L’équation est morbide, exponentiellement morbide. Quand opérations de secours augmente de un, c’est que les activités de Frontex augmentent de 2. Cela fait 2 morts en plus et 1 secouru en plus, parfois ramené du côté turc de la frontière, 1 secouru qui mourra peut-être donc l’autre fois, puisque s’il traverse, c’est qu’il n’a pas d’autre choix, et recommencera donc, malgré le traumatisme de la première tentative.

Et puisque c’est peut-être ce que l’on cherche, des morts à la frontières… CQFD.

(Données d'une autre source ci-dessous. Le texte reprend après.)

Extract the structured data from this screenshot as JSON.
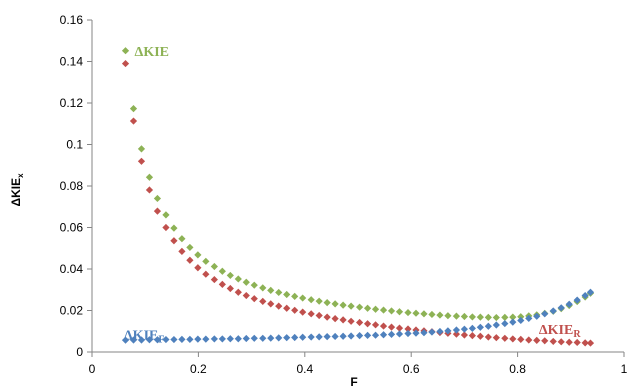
{
  "chart_data": {
    "type": "scatter",
    "xlabel": "F",
    "ylabel": "ΔKIE",
    "ylabel_sub": "x",
    "xlim": [
      0,
      1
    ],
    "ylim": [
      0,
      0.16
    ],
    "xticks": [
      "0",
      "0.2",
      "0.4",
      "0.6",
      "0.8",
      "1"
    ],
    "yticks": [
      "0",
      "0.02",
      "0.04",
      "0.06",
      "0.08",
      "0.1",
      "0.12",
      "0.14",
      "0.16"
    ],
    "grid": false,
    "legend": "none",
    "series": [
      {
        "name": "ΔKIE",
        "label_main": "ΔKIE",
        "label_sub": "",
        "color": "#8DB255",
        "marker": "diamond-icon",
        "label_at": [
          0.08,
          0.145
        ],
        "x": [
          0.063,
          0.078,
          0.093,
          0.108,
          0.123,
          0.139,
          0.154,
          0.169,
          0.184,
          0.199,
          0.214,
          0.23,
          0.245,
          0.26,
          0.275,
          0.29,
          0.305,
          0.321,
          0.336,
          0.351,
          0.366,
          0.381,
          0.396,
          0.412,
          0.427,
          0.442,
          0.457,
          0.472,
          0.487,
          0.503,
          0.518,
          0.533,
          0.548,
          0.563,
          0.578,
          0.594,
          0.609,
          0.624,
          0.639,
          0.654,
          0.669,
          0.685,
          0.7,
          0.715,
          0.73,
          0.745,
          0.76,
          0.776,
          0.791,
          0.806,
          0.821,
          0.836,
          0.851,
          0.867,
          0.882,
          0.897,
          0.912,
          0.927,
          0.937
        ],
        "y": [
          0.1452,
          0.1173,
          0.0979,
          0.0842,
          0.074,
          0.0661,
          0.0597,
          0.0546,
          0.0504,
          0.0468,
          0.0437,
          0.0412,
          0.0389,
          0.0369,
          0.0352,
          0.0336,
          0.0322,
          0.0309,
          0.0297,
          0.0287,
          0.0277,
          0.0268,
          0.026,
          0.0252,
          0.0245,
          0.0238,
          0.0232,
          0.0226,
          0.0221,
          0.0216,
          0.0211,
          0.0206,
          0.0202,
          0.0198,
          0.0194,
          0.019,
          0.0187,
          0.0184,
          0.0181,
          0.0178,
          0.0175,
          0.0173,
          0.0171,
          0.0169,
          0.0168,
          0.0167,
          0.0166,
          0.0167,
          0.0168,
          0.017,
          0.0174,
          0.0179,
          0.0186,
          0.0196,
          0.0209,
          0.0224,
          0.0243,
          0.0265,
          0.0283
        ]
      },
      {
        "name": "ΔKIE_R",
        "label_main": "ΔKIE",
        "label_sub": "R",
        "color": "#C0504D",
        "marker": "diamond-icon",
        "label_at": [
          0.84,
          0.0112
        ],
        "x": [
          0.063,
          0.078,
          0.093,
          0.108,
          0.123,
          0.139,
          0.154,
          0.169,
          0.184,
          0.199,
          0.214,
          0.23,
          0.245,
          0.26,
          0.275,
          0.29,
          0.305,
          0.321,
          0.336,
          0.351,
          0.366,
          0.381,
          0.396,
          0.412,
          0.427,
          0.442,
          0.457,
          0.472,
          0.487,
          0.503,
          0.518,
          0.533,
          0.548,
          0.563,
          0.578,
          0.594,
          0.609,
          0.624,
          0.639,
          0.654,
          0.669,
          0.685,
          0.7,
          0.715,
          0.73,
          0.745,
          0.76,
          0.776,
          0.791,
          0.806,
          0.821,
          0.836,
          0.851,
          0.867,
          0.882,
          0.897,
          0.912,
          0.927,
          0.937
        ],
        "y": [
          0.139,
          0.1113,
          0.0919,
          0.0781,
          0.0679,
          0.06,
          0.0536,
          0.0485,
          0.0442,
          0.0406,
          0.0375,
          0.0349,
          0.0326,
          0.0306,
          0.0288,
          0.0272,
          0.0257,
          0.0244,
          0.0232,
          0.0221,
          0.0211,
          0.0201,
          0.0192,
          0.0184,
          0.0176,
          0.0168,
          0.0161,
          0.0155,
          0.0148,
          0.0142,
          0.0136,
          0.0131,
          0.0125,
          0.012,
          0.0115,
          0.0111,
          0.0106,
          0.0102,
          0.0098,
          0.0094,
          0.009,
          0.0086,
          0.0082,
          0.0079,
          0.0076,
          0.0072,
          0.0069,
          0.0066,
          0.0063,
          0.0061,
          0.0058,
          0.0056,
          0.0054,
          0.0051,
          0.0049,
          0.0047,
          0.0046,
          0.0044,
          0.0043
        ]
      },
      {
        "name": "ΔKIE_F",
        "label_main": "ΔKIE",
        "label_sub": "F",
        "color": "#4F81BD",
        "marker": "diamond-icon",
        "label_at": [
          0.06,
          0.0085
        ],
        "x": [
          0.063,
          0.078,
          0.093,
          0.108,
          0.123,
          0.139,
          0.154,
          0.169,
          0.184,
          0.199,
          0.214,
          0.23,
          0.245,
          0.26,
          0.275,
          0.29,
          0.305,
          0.321,
          0.336,
          0.351,
          0.366,
          0.381,
          0.396,
          0.412,
          0.427,
          0.442,
          0.457,
          0.472,
          0.487,
          0.503,
          0.518,
          0.533,
          0.548,
          0.563,
          0.578,
          0.594,
          0.609,
          0.624,
          0.639,
          0.654,
          0.669,
          0.685,
          0.7,
          0.715,
          0.73,
          0.745,
          0.76,
          0.776,
          0.791,
          0.806,
          0.821,
          0.836,
          0.851,
          0.867,
          0.882,
          0.897,
          0.912,
          0.927,
          0.937
        ],
        "y": [
          0.0057,
          0.0058,
          0.0058,
          0.0059,
          0.0059,
          0.006,
          0.006,
          0.0061,
          0.0061,
          0.0062,
          0.0062,
          0.0063,
          0.0063,
          0.0064,
          0.0064,
          0.0065,
          0.0066,
          0.0066,
          0.0067,
          0.0068,
          0.0069,
          0.007,
          0.0071,
          0.0072,
          0.0073,
          0.0074,
          0.0075,
          0.0076,
          0.0077,
          0.0079,
          0.008,
          0.0081,
          0.0083,
          0.0085,
          0.0087,
          0.0089,
          0.0091,
          0.0093,
          0.0096,
          0.0099,
          0.0102,
          0.0106,
          0.011,
          0.0114,
          0.0119,
          0.0124,
          0.013,
          0.0137,
          0.0144,
          0.0152,
          0.0162,
          0.0172,
          0.0184,
          0.0198,
          0.0213,
          0.023,
          0.025,
          0.0272,
          0.0288
        ]
      }
    ]
  }
}
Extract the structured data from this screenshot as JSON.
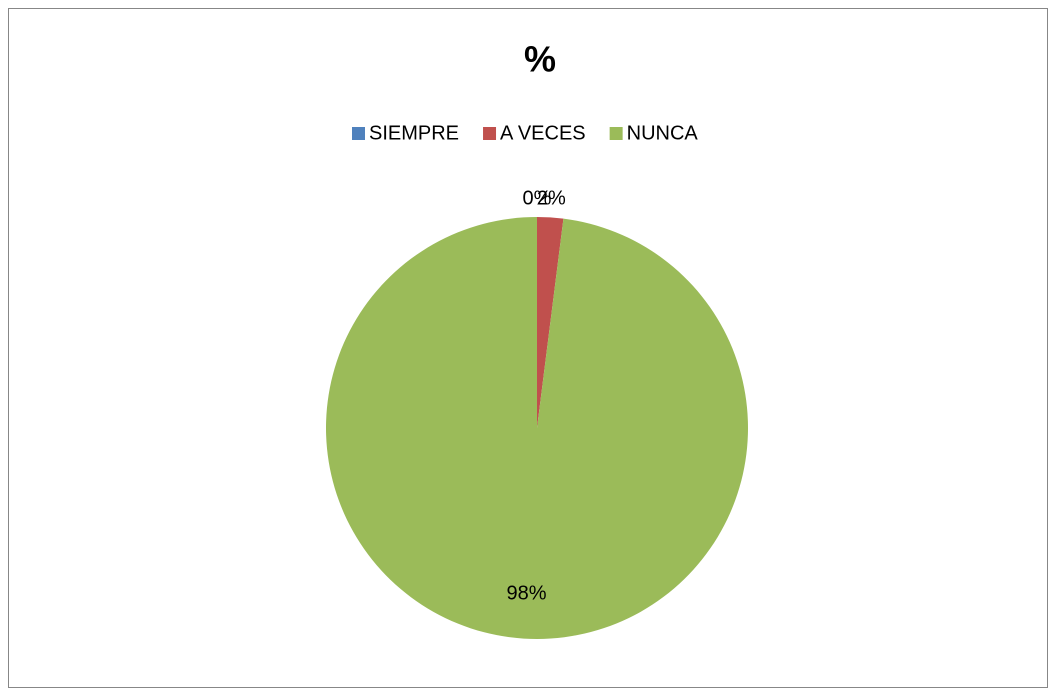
{
  "chart_data": {
    "type": "pie",
    "title": "%",
    "categories": [
      "SIEMPRE",
      "A VECES",
      "NUNCA"
    ],
    "values": [
      0,
      2,
      98
    ],
    "value_labels": [
      "0%",
      "2%",
      "98%"
    ],
    "colors": [
      "#4f81bd",
      "#c0504d",
      "#9bbb59"
    ],
    "legend": "top"
  }
}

Deux Syriens sur le départ, prenant un thé avec un commerçant dans l’artère principale du quartier de Basmane, attendant les taxis qui les emmèneront sur la côte et après, « Yunanistan » (Grèce)

Des cons

Les gens ne partent pas mourir en mer. Ils savent ce qu’ils risquent et partent quand même avec cet espoir qui existe tout de même. Comme ce père de 7 enfants, de 1 mois à 9 ans, tous engloutis par la mer avec leur mère un soir de mauvais temps. Je n’aime pas les gossips comme tendance médiatique, mais l’histoire d’une famille reste gravée dans une conscience, qui s’active en conséquence. Tandis que les nombres demeurent toujours à une distance certaine des sentiments, quoi que l’on fasse.

Ce sont des rapports quotidiens de volontaires de l’Alarmphone qui s’épuisent à la tâche contre tout un système qui envoie volontairement les gens sur des barbelés et des vagues mafieuses.

Des négociations avec la Turquie pour construire des murs, encore. Des murs mouvants et maritimes, des murs qui n’empêcheront rien. Plus de gens mourront, mais à petit feu, on n’en saura rien.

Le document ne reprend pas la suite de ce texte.